Large binaries can be surprising. Embedding a React app with code splitting, several MB of fonts, and high-res images adds all of that to the binary size. The binary isn’t compressed by default (Go doesn’t compress embedded files). If binary size matters, look at upx for compression, or be more selective about what you embed — maybe fonts and large images live on a CDN while just the HTML/JS/CSS gets embedded.
fs.Sub strips the directory prefix. When you call fs.Sub(webFS, "web"), the resulting FS has index.html at the root, not at web/index.html. This is what you want for http.FileServer, but it’s a common point of confusion when debugging.
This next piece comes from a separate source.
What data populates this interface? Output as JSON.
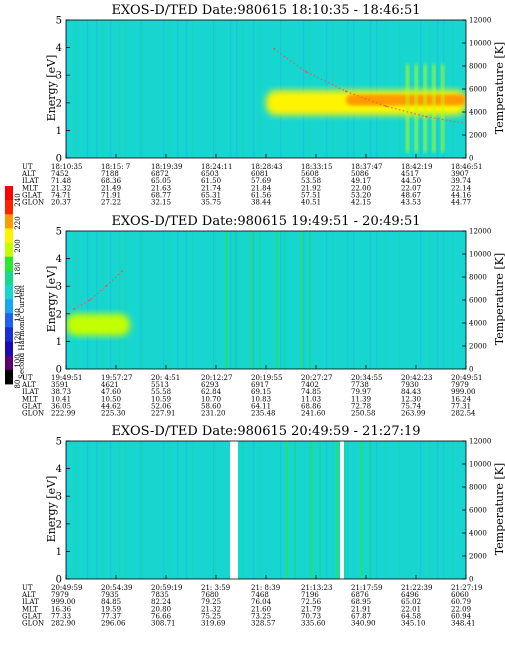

Production-Ready Additions
Cache headers. http.FileServer doesn’t set aggressive caching headers. For production, add a middleware that sets Cache-Control: max-age=31536000, immutable for hashed asset filenames (like main.abc123.js) and no-cache for index.html:
func withCacheHeaders(next http.Handler) http.Handler {
return http.HandlerFunc(func(w http.ResponseWriter, r *http.Request) {
// Vite outputs content-hashed filenames for all assets
if strings.HasPrefix(r.URL.Path, "/assets/") {
w.Header().Set("Cache-Control", "max-age=31536000, immutable")
} else {
w.Header().Set("Cache-Control", "no-cache, no-store, must-revalidate")
}
next.ServeHTTP(w, r)
})
}
Wrap your static handler with this before registering it in the mux.
Compression. Consider a gzip/brotli middleware for the static handler. The standard library doesn’t compress responses. Libraries like nytimes/gziphandler or a simple custom middleware work fine.
Health check. Add a /healthz endpoint that responds before touching the frontend handler. Useful for load balancers and Kubernetes probes, and ensures a misconfigured frontend doesn’t take down your health check.
The Full Picture
Once this is set up, your deployment goes from "copy binary + copy dist folder + configure path + restart service" to "copy binary + restart service." With Docker it’s just replacing the container image.
The embed approach works best for internal tools, admin panels, and small-to-medium apps where the frontend and backend ship together. For high-traffic public sites, a proper CDN for static assets is still the right call — not because embedding doesn’t work, but because CDN edge caching is genuinely better for performance at scale.
For everything else? Shipping one binary is just nicer. The embed package makes it trivial enough that there’s no reason not to.